Liability might be further complicated by the fact a “chain-managed hotel is actually operated by the GM and the executive team assigned to the hotel, with no day-to-day involvement by the management company, even though the management agreement implies otherwise,” Evanoff said.
“Major decisions may need to be made ‘upstairs,’ but the management companies give great authority to their GMs and executive team members,” he said. “Nonetheless, having bargained for the right to have full ‘control and discretion’ in the operation of the hotel, the management companies cannot then point to the GM or executive team members if something goes wrong.”
Insure yourself, check out staff
Nassif BouMalhab, partner at law firm Clyde & Company, said first claims for damages should always be sent to the relevant insurer, but if an argument arises, indemnity clauses will be involved.
“Yes, owners argue that responsibility should be shared, but we also accept where the owner would say it was unfair for the management to accept responsibility on its own,” BouMalhab said. “On principle, there should be some indemnity clause present, and then we’ll look at the insurer, followed by carve-outs.
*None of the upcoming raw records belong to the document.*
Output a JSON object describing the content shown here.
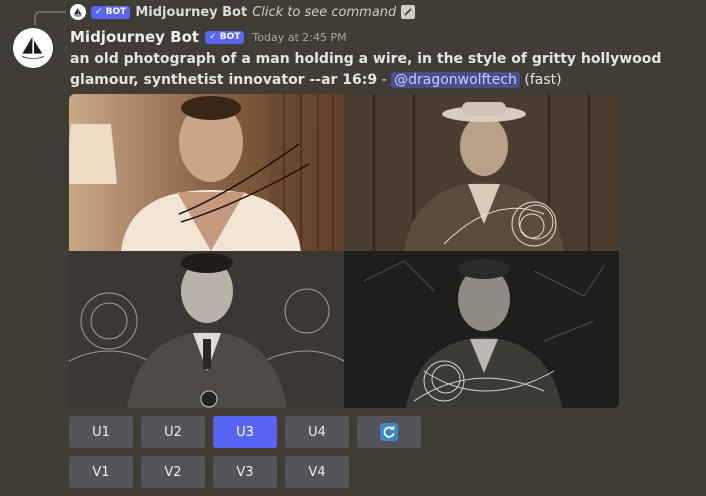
{
  "reply": {
    "bot_badge": "✓ BOT",
    "author": "Midjourney Bot",
    "command_hint": "Click to see command"
  },
  "header": {
    "author": "Midjourney Bot",
    "bot_badge": "✓ BOT",
    "timestamp": "Today at 2:45 PM"
  },
  "message": {
    "prompt": "an old photograph of a man holding a wire, in the style of gritty hollywood glamour, synthetist innovator --ar 16:9",
    "separator": " - ",
    "mention": "@dragonwolftech",
    "speed": "(fast)"
  },
  "grid": {
    "images": [
      "image-1",
      "image-2",
      "image-3",
      "image-4"
    ]
  },
  "buttons": {
    "upscale": [
      "U1",
      "U2",
      "U3",
      "U4"
    ],
    "variation": [
      "V1",
      "V2",
      "V3",
      "V4"
    ],
    "active": "U3",
    "reroll_icon": "refresh-icon"
  },
  "colors": {
    "background": "#3f3d36",
    "blurple": "#5865f2",
    "button": "#54535a",
    "mention_bg": "#4a4e8f"
  }
}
There is a great difference in how terms are considered, and that does change in different jurisdictions. Also, it is very useful to define what gross negligence is.”
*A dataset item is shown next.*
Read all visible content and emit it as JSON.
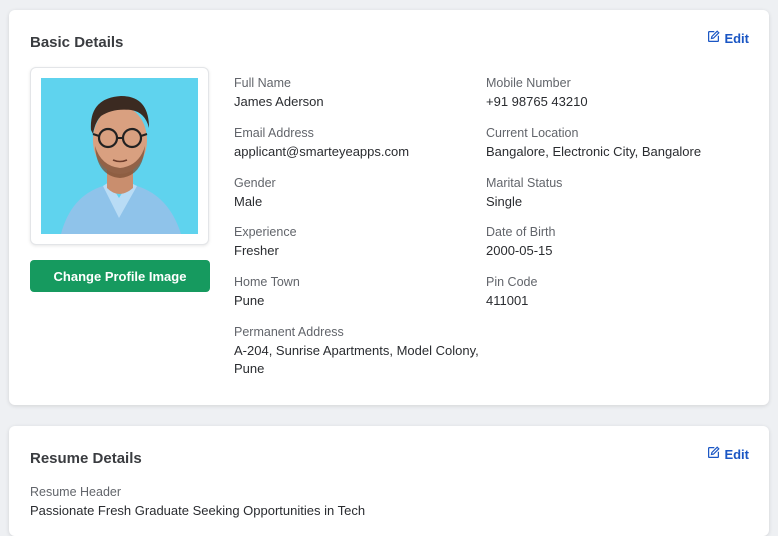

Fischer said there are very clear cases as to what defines gross negligence in some jurisdictions. She said companies should put additional safeguards in place, including implementing staff operating procedures and criminal background checks.
“To what extent is the manager willing to accept responsibility, and can that responsibility flow down to employees if (the alleged injury) can be seen to be a breach of policy?” BouMalhab said.
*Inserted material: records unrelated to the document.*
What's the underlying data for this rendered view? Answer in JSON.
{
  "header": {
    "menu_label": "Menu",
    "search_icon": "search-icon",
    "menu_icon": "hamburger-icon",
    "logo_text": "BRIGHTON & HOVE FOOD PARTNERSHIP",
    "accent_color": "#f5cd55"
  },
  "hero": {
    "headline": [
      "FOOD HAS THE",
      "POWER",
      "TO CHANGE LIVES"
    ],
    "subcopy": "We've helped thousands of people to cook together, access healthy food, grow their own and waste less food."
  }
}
Hotel management companies might like to see more of a divide between themselves as the operator and its staff.
“The actions of employees are not the actions of the operator,” Fischer said.
BouMalhab said liability will inevitably arise due to the high number of occasions of employee interaction and thus it might not be reasonable to exempt operators from all negligence.
“What is the threshold? Operators have to have reasonable, standard operating procedures and staff training,” he said.
Sources said one area in which an indemnity clause might have real teeth is when funds are fraudulently siphoned away from the hotel by an employee, which is rare but not unheard of. While most hotels have fidelity insurance, this is clearly the management company’s responsibility, and the owner might want compensation from the management company beyond what the insurers will pay.
Regional differences and termination
The location of a hotel can add further red tape, sources said.
“Operators in Europe do factor in risks when it comes to fees, and risk is higher in the Middle East as it is a less-mature market, although still less than in the U.S., which is more litigious in general,” Zein said.
Evanoff added most management companies, at least the larger ones, arrange for umbrella insurance covering all hotels in the portfolio.
“If the hotel’s local insurance does not fully cover a claim, the umbrella policy will kick in,” he said. “Thus, it is rare for either an owner or a management company to pay a claim from its own pocket, aside from any deductible. A claim would need to be very large indeed to exceed the two layers of insurance covering the hotel.”
Evanoff added the ultimate weapon an owner could wield against a management company is the right of termination.
“As further protection against gross, or continuing, negligence or willful, or continuing, misconduct by the management company, such behavior can be made a specific event of default,” he said. “Arguably gross, or continuing, negligence, or willful, or continuing, misconduct would be a breach of the management company’s implied duty of care and therefore a breach of contract in any event.
“There is no downside to being explicit.”